その後は、選手のパフォーマンスを最大限に引き出すため、村外拠点を利用しながらトレーニングやコンディショニングを行いました。村外拠点にはトレーニング機器、物理療法機器、セルフコンディショニング機器が揃い、スタッフも在住しているほか、衣食に関するサポートも多く、包括的なサポートが受けられる環境であったため利用しました。
競技場では、ローイングエルゴメーターによるウォームアップができず、水上でのウォームアップが基本と考えていましが、気温の変化や競技の時間帯を考慮した結果、陸上でのウォームアップは不可欠であったためチューブを用いたメニューを考案し実施しました。予選から決勝までの3日間レースが続くため、翌日に疲労を持ち越さないように、レース後は物理療法機器を駆使しながら心身のケアに努めました。また、常に監督やコーチと身体状況、心理状況を共有することで、多方面からサポートができるように心掛けていました。結果として、ローイング競技史上初のパラリンピック8位入賞を果たし、パリ大会を終えることができました。
写真4 ローイング競技8位入賞の記念に
(写真左から佐原英行監督、森卓也選手、筆者)
パラリンピックを通して
日本パラリンピック委員会はパラリンピックの意義として、多様性を認め、誰もが個性や能力を発揮し活躍できる公正な機会が与えられている場であり、共生社会を具現化するための重要なヒントが詰まっている大会であると示しています。
作業療法士として「共生社会」という言葉はよく耳にするものの、実際にどのような状況を指すものかイメージが湧いておらず、具現化する方法が見つからずにいました。
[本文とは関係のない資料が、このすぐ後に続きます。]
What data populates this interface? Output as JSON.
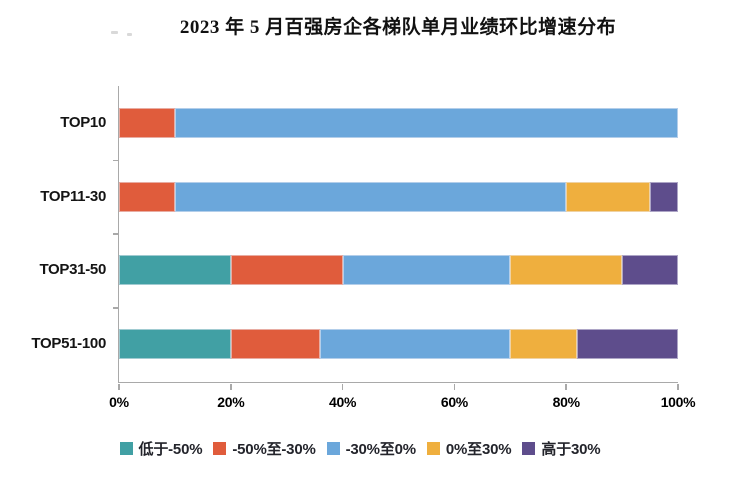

しかし、パラリンピックを経験するなかで、選手村こそが共生社会を具現化していることに気づかされ、障害の有無にかかわらず互いに助け合い、心にバリアを感じずに生活している姿は、我々作業療法士が目指すべき社会像であると感じました。
2028年にはロサンゼルス、2032年にはブリスベンにてパラリンピックが開催されます。目標であるメダル獲得を果たすため競技力向上に尽力しますが、スポーツの本質は障害を超えた人間の尊厳と挑戦です。これからもパラリンピックが一層注目され、社会により多くの理解と共感が広がることを願っています。